Research for infection protection

Interview: “Pain, arthrodesis, amputation: every infection can have devastating consequences”

Dr. Andrej Trampuz, Senior Physician, Head of Infectiology and Septic Surgery, Charité Berlin, Germany
Dr. Andrej Trampuz, Senior Physician, Head of Infectiology and Septic Surgery, Charité Berlin

Three questions to Dr. Andrej Trampuz, Senior Physician, Head of Infectiology and Septic Surgery, Charité Berlin, Germany.

A high proportion of nosocomial infections are surgical site infections. Based on your experience, what are the primary risk factors?

Dr. Andrej Trampuz: Roughly every fourth nosocomial infection is a surgical site infection. The risk factors are extremely diverse here. On the one hand, it is the patient’s health condition that plays a major role: factors such as diabetes, overweight, existing infections and medication with cytostatics can promote infection. On the other hand, perioperative factors such as the length of hospital stay, antibiotic prophylaxis, anaesthesia and the postoperative wound management are relevant to the risk of infection. Here, patients have to face many pathogens, increasingly also multidrug-resistant bacteria; the risk to suffer from additional infections and other complications rises. Hence, well-founded infection control concepts are just as necessary as consistent treatment plans to improve the medical care and promote patient protection.


The implantation of a joint prosthesis is one of the most common type of surgery conducted in Germany. In your point of view, what are the greatest challenges when infections with multidrug-resistant pathogens occur?

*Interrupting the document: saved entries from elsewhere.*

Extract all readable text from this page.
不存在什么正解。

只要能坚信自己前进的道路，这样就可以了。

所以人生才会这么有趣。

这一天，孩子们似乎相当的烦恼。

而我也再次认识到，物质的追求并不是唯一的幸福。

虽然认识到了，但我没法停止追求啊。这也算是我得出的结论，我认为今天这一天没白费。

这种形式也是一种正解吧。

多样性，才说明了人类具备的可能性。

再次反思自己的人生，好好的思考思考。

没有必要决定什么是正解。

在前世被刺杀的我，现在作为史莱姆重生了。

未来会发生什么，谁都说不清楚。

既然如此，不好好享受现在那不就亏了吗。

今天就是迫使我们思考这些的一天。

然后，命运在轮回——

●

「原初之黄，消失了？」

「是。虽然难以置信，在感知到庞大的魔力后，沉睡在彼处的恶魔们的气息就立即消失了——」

Dr. Andrej Trampuz: Antibiotics are no miracle cure – especially when we are speaking of resistant pathogens. However, they can have a big impact with endoprosthetic infections and biofilm – if they are used rationally and in a targeted manner and are combined with the right surgical technique. Multi-resistant pathogens are particularly problematic here. More than two thirds of the infections are caused by staphylococci. Although the MRSA rates slightly decline in Germany, therapy options are greatly limited in case of an infection with the multidrug-resistant bacteria, especially with implants. It is therefore all the more important to exactly identify the pathogen and susceptibility with the help of improved diagnostic tests. Only then we can attune the antibiotic therapy to the individual patient. Such a rational antimicrobial use also prevents new antibiotic resistances in the long run.


What concrete consequences for the patients can infections have?

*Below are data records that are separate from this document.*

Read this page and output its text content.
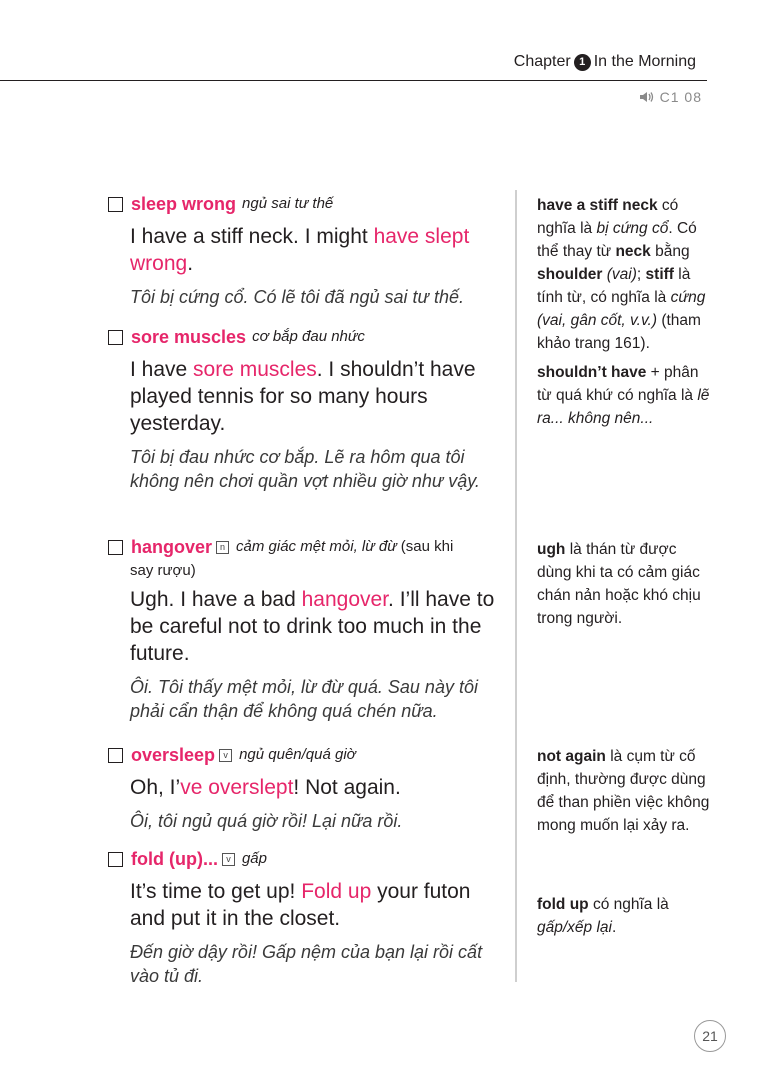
Chapter 1 In the Morning
C1 08
sleep wrong ngủ sai tư thế
I have a stiff neck. I might have slept wrong.
Tôi bị cứng cổ. Có lẽ tôi đã ngủ sai tư thế.
sore muscles cơ bắp đau nhức
I have sore muscles. I shouldn’t have played tennis for so many hours yesterday.
Tôi bị đau nhức cơ bắp. Lẽ ra hôm qua tôi không nên chơi quần vợt nhiều giờ như vậy.
hangover n cảm giác mệt mỏi, lừ đừ (sau khi
say rượu)
Ugh. I have a bad hangover. I’ll have to be careful not to drink too much in the future.
Ôi. Tôi thấy mệt mỏi, lừ đừ quá. Sau này tôi phải cẩn thận để không quá chén nữa.
oversleep v ngủ quên/quá giờ
Oh, I’ve overslept! Not again.
Ôi, tôi ngủ quá giờ rồi! Lại nữa rồi.
fold (up)... v gấp
It’s time to get up! Fold up your futon and put it in the closet.
Đến giờ dậy rồi! Gấp nệm của bạn lại rồi cất vào tủ đi.

have a stiff neck có nghĩa là bị cứng cổ. Có thể thay từ neck bằng shoulder (vai); stiff là tính từ, có nghĩa là cứng (vai, gân cốt, v.v.) (tham khảo trang 161).

shouldn’t have + phân từ quá khứ có nghĩa là lẽ ra... không nên...

ugh là thán từ được dùng khi ta có cảm giác chán nản hoặc khó chịu trong người.

not again là cụm từ cố định, thường được dùng để than phiền việc không mong muốn lại xảy ra.

fold up có nghĩa là gấp/xếp lại.

21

Dr. Andrej Trampuz: Every infection may involve disastrous consequences for the patient – especially when they are not recognised. Instead of helping the patient gain new freedom of movement and quality of life, pathogens that for example spread in an artificial joint and colonise the implant as biofilm can cause long-term damage: sometimes it is indicated to conduct an arthrodesis or even an amputation. These are drastic measures.

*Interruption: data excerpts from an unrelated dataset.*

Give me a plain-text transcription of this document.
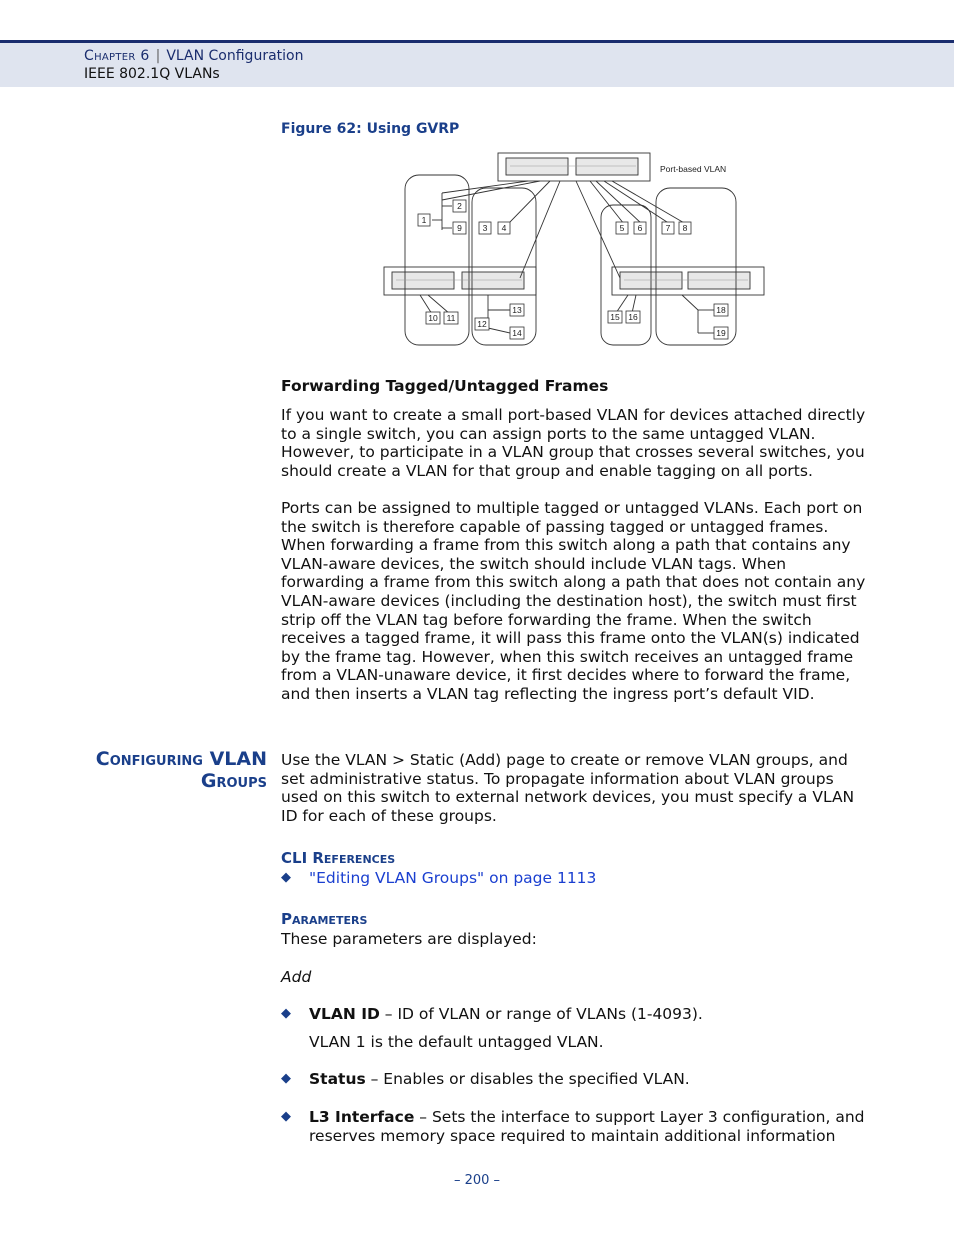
Chapter 6 | VLAN Configuration
IEEE 802.1Q VLANs
Figure 62: Using GVRP
1
2
9 3 4	5 6	7 8
10 11
12
13
14
15 16
18
19
Port-based VLAN
Forwarding Tagged/Untagged Frames
If you want to create a small port-based VLAN for devices attached directly to a single switch, you can assign ports to the same untagged VLAN. However, to participate in a VLAN group that crosses several switches, you should create a VLAN for that group and enable tagging on all ports.
Ports can be assigned to multiple tagged or untagged VLANs. Each port on the switch is therefore capable of passing tagged or untagged frames. When forwarding a frame from this switch along a path that contains any VLAN-aware devices, the switch should include VLAN tags. When forwarding a frame from this switch along a path that does not contain any VLAN-aware devices (including the destination host), the switch must first strip off the VLAN tag before forwarding the frame. When the switch receives a tagged frame, it will pass this frame onto the VLAN(s) indicated by the frame tag. However, when this switch receives an untagged frame from a VLAN-unaware device, it first decides where to forward the frame, and then inserts a VLAN tag reflecting the ingress port’s default VID.
Configuring VLAN
Groups
Use the VLAN > Static (Add) page to create or remove VLAN groups, and set administrative status. To propagate information about VLAN groups used on this switch to external network devices, you must specify a VLAN ID for each of these groups.
CLI References
◆ "Editing VLAN Groups" on page 1113
Parameters
These parameters are displayed:
Add
◆ VLAN ID – ID of VLAN or range of VLANs (1-4093).
VLAN 1 is the default untagged VLAN.
◆ Status – Enables or disables the specified VLAN.
◆ L3 Interface – Sets the interface to support Layer 3 configuration, and reserves memory space required to maintain additional information
– 200 –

One of my patients, in her mid-thirties and police officer, was already prepared for losing a leg. After several accidents, she needed parts of her knee replaced and after the surgeries, she complained about chronic pain. The attending physicians were at a loss – even recommended to have the leg amputated. A final step that would have entailed massive limitations with regards to freedom and quality of life. A new treatment concept, which I had developed in Switzerland and use in case of septic endoprosthetic complications, was able to help the patient. This concept is based on the targeted identification of the involved pathogen and a targeted antibiotic therapy to effectively combat the infection. For this, the endoprosthesis is removed and sonicated to release the biofilm. The biofilm is then analysed immediately to identify the bacteria and possible resistances. New, very sensitive molecular methods can detect the genetic material of bacteria. This way, we can use antibiotics intelligently after the endoprosthesis has been implanted again. In case of the police officer, we identified an MRSA infection which we fortunately could treat in time. So, we saved the leg and put an end to the chronic pain of the young woman.


Source
“The operation was successful, but the patient was infected. Antibiotic resistances from the patient’s point of view.” Speech by Dr. Andrej Trampuz, Senior Physician, Head of Infectiology and Septic Surgery, Charité Berlin, Lunchtime Symposium: “Pathogens resistant to antibiotics: new hygiene strategies along the patient journey”, 17 November 2016, Berlin, arranged by the BODE SCIENCE CENTER, Hamburg, scientific centre of excellence of PAUL HARTMANN AG, Heidenheim.